Monday, October 1, 2018

I have been a part of a group on Sunday night who are contacting people who have visited our church.  One of the requirements of participating in the group is to write an account of how you came to believe in Jesus as the Son of God, and how it has changed you.  So I am going to practice on all of you out there.  I have to do it in 250 words or less, which I doubt I can do--but, here goes.

I was raised in a family of practicing Christian people.  I heard about Jesus every Sunday in church, and everyday at home.  When I was 8 or 9, I went forward during the song "I Surrender All."  I surrendered all a child had to surrender.  I was a good kid growing up.  I never drank, smoked,  etc. nothing that was classified as "sin," and still don't to this day.

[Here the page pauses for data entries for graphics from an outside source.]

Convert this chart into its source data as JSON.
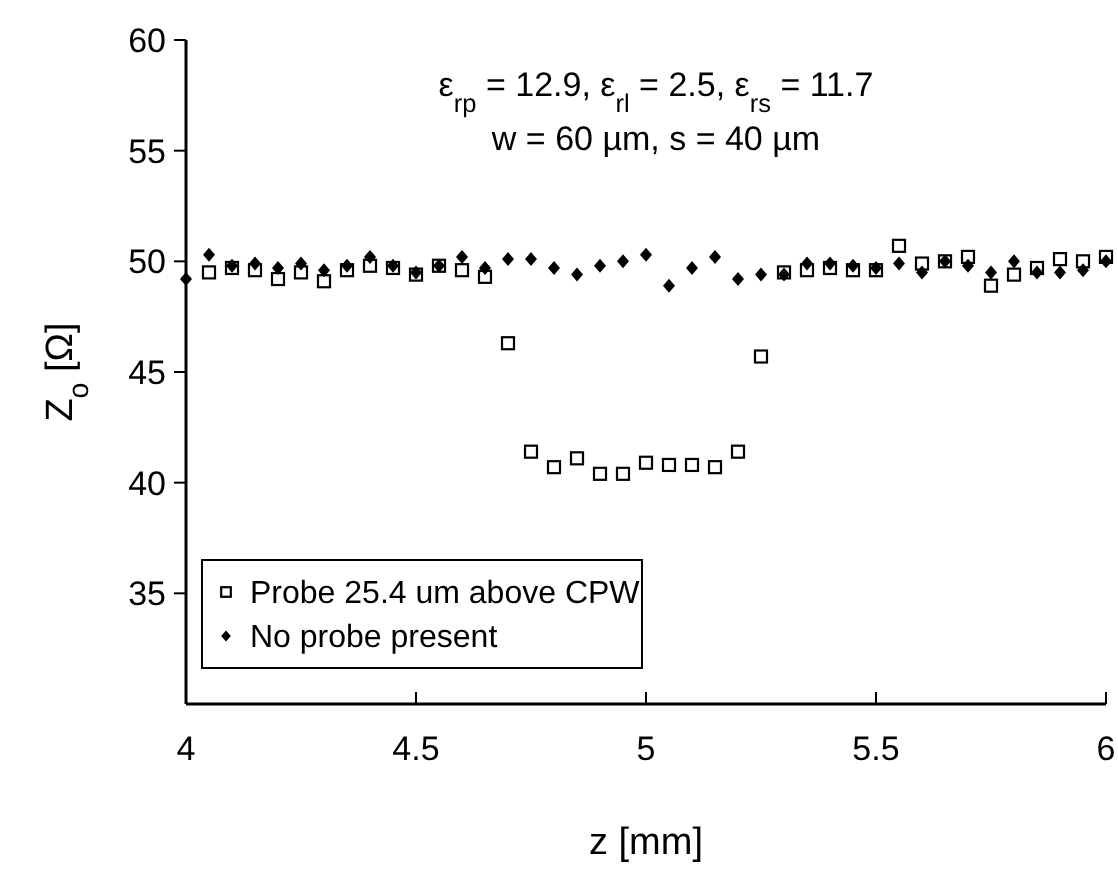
{
  "chart_data": {
    "type": "scatter",
    "xlabel": "z [mm]",
    "ylabel": "Z$_{o}$ [Ω]",
    "annotations": [
      "ε$_{rp}$ = 12.9, ε$_{rl}$ = 2.5, ε$_{rs}$ = 11.7",
      "w = 60 µm, s = 40 µm"
    ],
    "xlim": [
      4,
      6
    ],
    "xticks": [
      4,
      4.5,
      5,
      5.5,
      6
    ],
    "ylim": [
      30,
      60
    ],
    "yticks": [
      35,
      40,
      45,
      50,
      55,
      60
    ],
    "grid": false,
    "legend": "bottom left",
    "series": [
      {
        "name": "Probe 25.4 um above CPW",
        "color": "#000000",
        "marker": "square",
        "x": [
          4.05,
          4.1,
          4.15,
          4.2,
          4.25,
          4.3,
          4.35,
          4.4,
          4.45,
          4.5,
          4.55,
          4.6,
          4.65,
          4.7,
          4.75,
          4.8,
          4.85,
          4.9,
          4.95,
          5,
          5.05,
          5.1,
          5.15,
          5.2,
          5.25,
          5.3,
          5.35,
          5.4,
          5.45,
          5.5,
          5.55,
          5.6,
          5.65,
          5.7,
          5.75,
          5.8,
          5.85,
          5.9,
          5.95,
          6
        ],
        "values": [
          49.5,
          49.7,
          49.6,
          49.2,
          49.5,
          49.1,
          49.6,
          49.8,
          49.7,
          49.4,
          49.8,
          49.6,
          49.3,
          46.3,
          41.4,
          40.7,
          41.1,
          40.4,
          40.4,
          40.9,
          40.8,
          40.8,
          40.7,
          41.4,
          45.7,
          49.5,
          49.6,
          49.7,
          49.6,
          49.6,
          50.7,
          49.9,
          50,
          50.2,
          48.9,
          49.4,
          49.7,
          50.1,
          50,
          50.2
        ]
      },
      {
        "name": "No probe present",
        "color": "#000000",
        "marker": "diamond",
        "x": [
          4,
          4.05,
          4.1,
          4.15,
          4.2,
          4.25,
          4.3,
          4.35,
          4.4,
          4.45,
          4.5,
          4.55,
          4.6,
          4.65,
          4.7,
          4.75,
          4.8,
          4.85,
          4.9,
          4.95,
          5,
          5.05,
          5.1,
          5.15,
          5.2,
          5.25,
          5.3,
          5.35,
          5.4,
          5.45,
          5.5,
          5.55,
          5.6,
          5.65,
          5.7,
          5.75,
          5.8,
          5.85,
          5.9,
          5.95,
          6
        ],
        "values": [
          49.2,
          50.3,
          49.8,
          49.9,
          49.7,
          49.9,
          49.6,
          49.8,
          50.2,
          49.8,
          49.5,
          49.8,
          50.2,
          49.7,
          50.1,
          50.1,
          49.7,
          49.4,
          49.8,
          50,
          50.3,
          48.9,
          49.7,
          50.2,
          49.2,
          49.4,
          49.4,
          49.9,
          49.9,
          49.8,
          49.7,
          49.9,
          49.5,
          50,
          49.8,
          49.5,
          50,
          49.5,
          49.5,
          49.6,
          50
        ]
      }
    ]
  }
}
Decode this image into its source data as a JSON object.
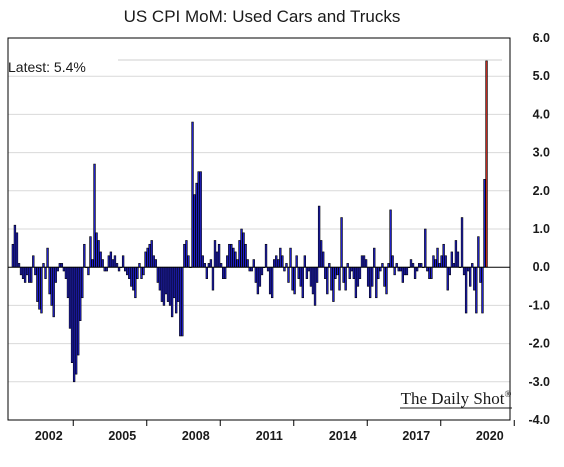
{
  "chart_data": {
    "type": "bar",
    "title": "US CPI MoM: Used Cars and Trucks",
    "annotation": "Latest:  5.4%",
    "brand": "The Daily Shot",
    "brand_mark": "®",
    "ylim": [
      -4.0,
      6.0
    ],
    "yticks": [
      "6.0",
      "5.0",
      "4.0",
      "3.0",
      "2.0",
      "1.0",
      "0.0",
      "-1.0",
      "-2.0",
      "-3.0",
      "-4.0"
    ],
    "ytick_values": [
      6,
      5,
      4,
      3,
      2,
      1,
      0,
      -1,
      -2,
      -3,
      -4
    ],
    "xticks": [
      "2002",
      "2005",
      "2008",
      "2011",
      "2014",
      "2017",
      "2020"
    ],
    "x_start": "2001-01",
    "x_end": "2020-06",
    "bar_color": "#2020cc",
    "latest_bar_color": "#c0281e",
    "gridlines": "horizontal",
    "values": [
      0.6,
      1.1,
      0.9,
      0.1,
      -0.2,
      -0.3,
      -0.4,
      -0.2,
      -0.4,
      -0.4,
      0.3,
      -0.2,
      -0.9,
      -1.1,
      -1.2,
      0.1,
      -0.3,
      0.5,
      -0.7,
      -1.0,
      -1.3,
      -0.4,
      -0.1,
      0.1,
      0.1,
      -0.1,
      -0.3,
      -0.8,
      -1.6,
      -2.5,
      -3.0,
      -2.8,
      -2.3,
      -1.4,
      -0.8,
      0.6,
      0.0,
      -0.2,
      0.8,
      0.2,
      2.7,
      0.9,
      0.7,
      0.4,
      0.2,
      -0.1,
      -0.1,
      0.3,
      0.4,
      0.2,
      0.3,
      0.1,
      -0.1,
      0.0,
      0.3,
      -0.1,
      -0.2,
      -0.3,
      -0.5,
      -0.6,
      -0.8,
      -0.3,
      0.1,
      -0.3,
      -0.2,
      0.4,
      0.5,
      0.6,
      0.7,
      0.3,
      0.2,
      -0.4,
      -0.6,
      -0.9,
      -1.0,
      -0.7,
      -0.9,
      -1.0,
      -1.3,
      -0.8,
      -1.2,
      -0.9,
      -1.8,
      -1.8,
      0.6,
      0.7,
      0.3,
      0.0,
      3.8,
      1.9,
      2.2,
      2.5,
      2.5,
      0.3,
      0.1,
      -0.3,
      0.1,
      0.2,
      -0.6,
      0.7,
      0.4,
      0.6,
      0.1,
      -0.3,
      -0.3,
      0.3,
      0.6,
      0.6,
      0.5,
      0.4,
      0.2,
      0.7,
      1.0,
      0.9,
      0.6,
      0.2,
      -0.1,
      -0.1,
      0.2,
      -0.4,
      -0.7,
      -0.5,
      -0.2,
      0.0,
      0.6,
      -0.1,
      -0.7,
      -0.8,
      0.2,
      0.3,
      0.2,
      0.5,
      0.3,
      -0.1,
      0.1,
      -0.4,
      0.5,
      -0.6,
      -0.7,
      0.3,
      -0.3,
      -0.5,
      -0.8,
      0.3,
      -0.3,
      -0.1,
      -0.5,
      -0.7,
      -1.0,
      -0.4,
      1.6,
      0.7,
      0.4,
      -0.3,
      -0.7,
      0.1,
      -0.6,
      -0.9,
      -0.3,
      -0.2,
      -0.6,
      1.3,
      -0.4,
      -0.6,
      0.1,
      -0.3,
      -0.1,
      -0.3,
      -0.8,
      -0.5,
      -0.3,
      0.3,
      0.3,
      0.2,
      -0.5,
      -0.8,
      -0.5,
      0.5,
      -0.8,
      -0.3,
      -0.1,
      0.1,
      -0.5,
      -0.7,
      0.1,
      1.5,
      0.3,
      -0.2,
      0.1,
      -0.1,
      -0.1,
      -0.4,
      -0.2,
      -0.2,
      0.0,
      0.2,
      0.1,
      -0.3,
      -0.1,
      0.1,
      0.1,
      0.0,
      1.0,
      -0.1,
      -0.3,
      -0.3,
      0.3,
      0.2,
      0.5,
      0.1,
      0.3,
      0.6,
      0.3,
      -0.6,
      -0.2,
      0.4,
      0.1,
      0.7,
      0.4,
      0.0,
      1.3,
      -0.2,
      -1.2,
      -0.1,
      -0.5,
      0.1,
      -0.6,
      -1.2,
      0.8,
      -0.4,
      -1.2,
      2.3,
      5.4
    ]
  }
}
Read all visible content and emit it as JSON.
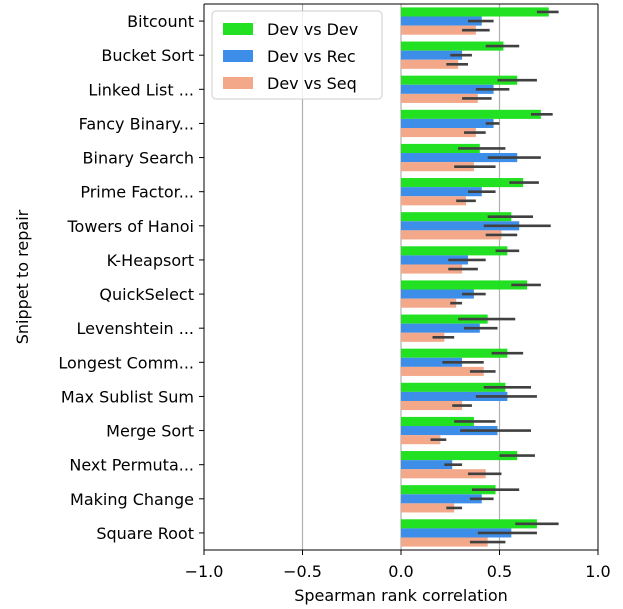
{
  "chart_data": {
    "type": "bar",
    "orientation": "horizontal",
    "categories": [
      "Bitcount",
      "Bucket Sort",
      "Linked List ...",
      "Fancy Binary...",
      "Binary Search",
      "Prime Factor...",
      "Towers of Hanoi",
      "K-Heapsort",
      "QuickSelect",
      "Levenshtein ...",
      "Longest Comm...",
      "Max Sublist Sum",
      "Merge Sort",
      "Next Permuta...",
      "Making Change",
      "Square Root"
    ],
    "series": [
      {
        "name": "Dev vs Dev",
        "color": "#22e022",
        "values": [
          0.75,
          0.52,
          0.59,
          0.71,
          0.4,
          0.62,
          0.56,
          0.54,
          0.64,
          0.44,
          0.54,
          0.53,
          0.37,
          0.59,
          0.48,
          0.69
        ],
        "error": [
          [
            0.69,
            0.8
          ],
          [
            0.43,
            0.6
          ],
          [
            0.49,
            0.69
          ],
          [
            0.66,
            0.77
          ],
          [
            0.29,
            0.53
          ],
          [
            0.55,
            0.7
          ],
          [
            0.44,
            0.67
          ],
          [
            0.48,
            0.6
          ],
          [
            0.56,
            0.71
          ],
          [
            0.29,
            0.58
          ],
          [
            0.46,
            0.62
          ],
          [
            0.42,
            0.66
          ],
          [
            0.27,
            0.48
          ],
          [
            0.5,
            0.68
          ],
          [
            0.36,
            0.6
          ],
          [
            0.58,
            0.8
          ]
        ]
      },
      {
        "name": "Dev vs Rec",
        "color": "#3d8ee8",
        "values": [
          0.41,
          0.31,
          0.47,
          0.47,
          0.59,
          0.41,
          0.6,
          0.34,
          0.37,
          0.4,
          0.31,
          0.54,
          0.49,
          0.26,
          0.41,
          0.56
        ],
        "error": [
          [
            0.34,
            0.47
          ],
          [
            0.25,
            0.36
          ],
          [
            0.38,
            0.55
          ],
          [
            0.43,
            0.5
          ],
          [
            0.44,
            0.71
          ],
          [
            0.34,
            0.48
          ],
          [
            0.42,
            0.76
          ],
          [
            0.24,
            0.43
          ],
          [
            0.31,
            0.43
          ],
          [
            0.32,
            0.49
          ],
          [
            0.21,
            0.42
          ],
          [
            0.38,
            0.69
          ],
          [
            0.3,
            0.66
          ],
          [
            0.22,
            0.31
          ],
          [
            0.35,
            0.47
          ],
          [
            0.39,
            0.69
          ]
        ]
      },
      {
        "name": "Dev vs Seq",
        "color": "#f4a88a",
        "values": [
          0.38,
          0.29,
          0.39,
          0.38,
          0.37,
          0.33,
          0.51,
          0.31,
          0.28,
          0.22,
          0.42,
          0.31,
          0.2,
          0.43,
          0.27,
          0.44
        ],
        "error": [
          [
            0.31,
            0.45
          ],
          [
            0.23,
            0.34
          ],
          [
            0.31,
            0.46
          ],
          [
            0.32,
            0.43
          ],
          [
            0.27,
            0.48
          ],
          [
            0.28,
            0.38
          ],
          [
            0.43,
            0.59
          ],
          [
            0.24,
            0.39
          ],
          [
            0.25,
            0.31
          ],
          [
            0.16,
            0.27
          ],
          [
            0.35,
            0.48
          ],
          [
            0.26,
            0.36
          ],
          [
            0.15,
            0.23
          ],
          [
            0.34,
            0.51
          ],
          [
            0.23,
            0.31
          ],
          [
            0.35,
            0.53
          ]
        ]
      }
    ],
    "xlabel": "Spearman rank correlation",
    "ylabel": "Snippet to repair",
    "xlim": [
      -1.0,
      1.0
    ],
    "xticks": [
      "−1.0",
      "−0.5",
      "0.0",
      "0.5",
      "1.0"
    ],
    "xtick_values": [
      -1.0,
      -0.5,
      0.0,
      0.5,
      1.0
    ],
    "reference_lines": [
      -0.5,
      0.0,
      0.5
    ],
    "errorbar_color": "#404040",
    "grid": false,
    "legend_position": "upper-left"
  }
}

I was 23 years old before I needed to repent.  I was listening to a Billy Graham sermon on sin, and he didn't mention any of the so called sins I had heard about growing up.  He talked about greed, stinginess, spite, thinking you were better than others, and on and on.  Hitting me over and over.  I repented.  And prayed that my three girls wouldn't have such a hard time coming to repentance since they too were being raised in a Christian family.  That they would spend eternity with Him.  Within five minutes of praying that prayer, and laying our youngest daughter in her crib while I went to get her a bottle, she was dead.  One minute she was alive, the next minute, she wasn't.  I credited God with her death, and that my prayer had caused her death so that she could spend eternity with Him.

For four years, I struggled.  I couldn't sleep for fear one of my other three children was going to die.  That God would take one of them, too.  One day, a friend said, "Janie, you don't trust God.  You have given Him your life, but you haven't given Ken and your three children back to Him."   It was true.  I knew that I didn't trust Him with my family.

So, I told God I didn't trust Him.  He knew it anyway.  I had surrendered all as a child, but I needed to surrender all as an adult.  It was horrendously difficult.  But one day, a moment came when I was able to say, "You've got it.  Me, Mine, and everything I possess."  I can tell  you one thing for sure,  there is no peace in your life until you surrender, repent and trust God--you must do all three things.  I know.  Whatever God wants, I have surrendered.  All of it.